Researchers report that Manchester’s green infrastructure keeps city cool
Heat Absorption Within Urban Areas
“SHEFFIELD is cooler than Manchester – it's a fact!,” writes Polly Rippon. “It's something we've all suspected for a while but now it's been backed up by science.”
According to Rippon, researchers on the Sustainable Cities: Options for Responding to Climate Change Impacts and Outcomes (SCORCHIO) project at the universities of Sheffield, Manchester, East Anglia and Newcastle have discovered Manchester's temperature is lower because it has so many trees and woodlands 'sucking' heat from the air.
Rippon quotes Professor Stephen Sharples from The University of Sheffield's School of Architecture: “Yes, it's true. Measurements by my colleague Dr Susan Lee at Manchester and others have suggested Sheffield's green infrastructure keeps the city cooler than Manchester.”
According to the writer, the phenomenon is described as 'heat absorption within urban areas'.
'Living Landscape' Ecological Corridors
The article also quotes Roy Mosley from Sheffield Wildlife Trust who described how the trust's new Living Don project would see three 'Living Landscape' ecological corridors created connecting into the River Don. The project is funded by Natural England's Biodiversity Action Fund.
“The climate is changing and, as rainfall intensity increases on land that drains freely, such as in urban areas, the frequency of flooding will increase,” he said.
“Our Living Don project is looking to address all of this by actively managing the land to reduce the amount of rain running off it and establish vegetation or features like ponds that will suck heat from the atmosphere and provide a cooling escape from hot temperatures.
“By creating ponds and wetlands and restoring bogs the land will be able to hold more water, preventing it from running into inhabited areas.
“Connecting land in this way also brings benefits to wildlife. Plants and animals will be able to move in response to the changing climate instead of dying out.”
The trust wants to establish corridors along the River Don, in the western valleys of the Loxley, Rivelin and Porter, and in the south Sheffield 'greenway'.
The story by Polly Rippon was published on December 29, 2009 by The Star, serving south Yorkshire in the United Kingdom. The Star newspaper is published by Sheffield Newspapers Ltd and serves the people of Sheffield, Barnsley, Rotherham, Doncaster, North Derbyshire and North Nottinghamshire.
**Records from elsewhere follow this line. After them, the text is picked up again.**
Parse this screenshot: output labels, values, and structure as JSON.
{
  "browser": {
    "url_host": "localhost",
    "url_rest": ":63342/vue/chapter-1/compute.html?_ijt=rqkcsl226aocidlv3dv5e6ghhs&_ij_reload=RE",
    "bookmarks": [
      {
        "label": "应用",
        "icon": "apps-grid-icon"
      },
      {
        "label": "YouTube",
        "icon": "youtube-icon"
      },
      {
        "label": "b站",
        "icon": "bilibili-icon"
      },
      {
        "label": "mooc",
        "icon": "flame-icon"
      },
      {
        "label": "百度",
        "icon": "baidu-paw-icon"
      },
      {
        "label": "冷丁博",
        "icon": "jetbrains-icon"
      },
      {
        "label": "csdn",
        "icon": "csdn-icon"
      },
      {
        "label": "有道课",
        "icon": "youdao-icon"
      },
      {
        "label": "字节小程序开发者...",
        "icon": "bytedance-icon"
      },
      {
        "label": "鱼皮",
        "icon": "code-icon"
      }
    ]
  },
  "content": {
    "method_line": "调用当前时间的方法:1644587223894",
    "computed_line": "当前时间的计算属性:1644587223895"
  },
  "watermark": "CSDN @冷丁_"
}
The aim of the proposed research is to develop tools for analysis of adaptation options in urban areas, with a particular emphasis on heat and human comfort in the built environment. It will do so by addressing the following objectives:
- To develop a statistical climate simulator for urban areas that can be used for impact and adaptation studies, taking account of both “greenhouse” climate change and the additional influence of the urban landscape and direct heating.
- To model typical buildings and their surroundings in order to develop a new, readily usable heat and human comfort vulnerability index that accounts for the effects of building construction, form and layout.
- To estimate heat emissions from buildings, together with a set of energy-related air pollutant and greenhouse gas end user emission budgets in order to understand the implications of different building adaptation options.
- To develop GIS-based decision support tools for exploration of adaptation options for urban planning and design.
- To demonstrate the methods and tools developed in each work package through in depth case studies, working in partnership with practicing planners and designers.
Work on the project began in March 2007 and research will be ongoing until early 2010.